It is an icon, some would even call it a cliché, one of the many great sculptures from the ancient Greeks that have been handed down to us through Roman copies. It has, however, lasted throughout all of these years, and no doubt will continue. It may not be relevant, but it was and is influential. During all of its history artists have studied these pieces and writers have been inspired by them, including a most important San Francisco Bay Area poet.
From classical Greek sculpture to Goya, from Marc Chagall to Charlie Chaplin, and even from Morris Graves to Edward Hopper, the poet Lawrence Ferlinghetti has always written about a variety of artists.
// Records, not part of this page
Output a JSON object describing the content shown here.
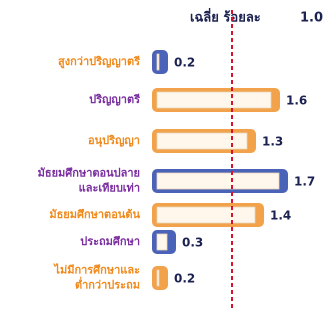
{
  "chart_data": {
    "type": "hbar",
    "title": "เฉลี่ย  ร้อยละ",
    "average": {
      "value": 1.0,
      "label": "1.0"
    },
    "categories": [
      [
        "สูงกว่าปริญญาตรี"
      ],
      [
        "ปริญญาตรี"
      ],
      [
        "อนุปริญญา"
      ],
      [
        "มัธยมศึกษาตอนปลาย",
        "และเทียบเท่า"
      ],
      [
        "มัธยมศึกษาตอนต้น"
      ],
      [
        "ประถมศึกษา"
      ],
      [
        "ไม่มีการศึกษาและ",
        "ต่ำกว่าประถม"
      ]
    ],
    "values": [
      0.2,
      1.6,
      1.3,
      1.7,
      1.4,
      0.3,
      0.2
    ],
    "colors": [
      "#4a63b8",
      "#f2a24a",
      "#f2a24a",
      "#4a63b8",
      "#f2a24a",
      "#4a63b8",
      "#f2a24a"
    ],
    "label_colors": [
      "#f08a1c",
      "#7a2ea0",
      "#f08a1c",
      "#7a2ea0",
      "#f08a1c",
      "#7a2ea0",
      "#f08a1c"
    ],
    "xlim": [
      0,
      2.2
    ]
  }
}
He also speaks of both the detail and the overall, both the immediate and the historical. He notices the calipers in the hands of the sculptor as well as the ramifications for an articulated detail that carries us over the centuries.
“Discobolus” or the “Discus Thrower” is of course a marble copy of the original bronze Greek sculpture by Myron. And, at one time or another, it has made its way, through academic castings and copies, into almost every art school in the world. This is where Vincent Van Gogh first encountered it in a drawing class in Antwerp in 1886.
“Students at the Antwerp academy were expected to work three or four days on a single drawing, so that during his six-week stay Van Gogh probably executed about a dozen sheets. We know both from his letters and from eyewitness accounts that he copied several different sculptures, but this study from a cast of the Discus Thrower (ca. 450 B.C.) by Myron of Eleutherai is the only example to have survived.”[ii]
Most recently, from Pop Art to the Post-Modern, we encounter themes and variations played out in an art historical context. Ned Rifkin in writing about the artist Robert Moskowitz’s borrowing of sculptural imagery from Brancusi’s “Bird in Space” to Rodin’s “The Thinker” and even to the Roman copy of the “Discus Thrower” has observed:
“Moskowitz reduced the barely recognizable image to a hard edged outline. . . . It becomes. . . its vestigal shadow and reads not as an experience of form in space but as a sign.”
“Certainly, the artist is making a statement about self-consciousness while also reinventing the form. It definitely uses that known image and says, ‘What does it mean now?’” [iii]
[i] Ferlinghetti, Lawrence; A Coney Island of the Mind; New Directions Publishing Company; New York, New York; 1958; p. 79.
[ii] Ives, Colta, Susan Alyson Stein, et al; Vincent Van Gogh: The Drawings; The Metropilitan Museum of Art, New York, and the Van Gogh Museum, Amsterdam; Yale University Press, New Haven and London; 2005; p. 126.
[iii] Rifkin, Ned; Robert Moskowitz; Hirshhorn Museum and Sculpture Garden in association with Thames and Hudson; New York, New York; 1989; p. 42.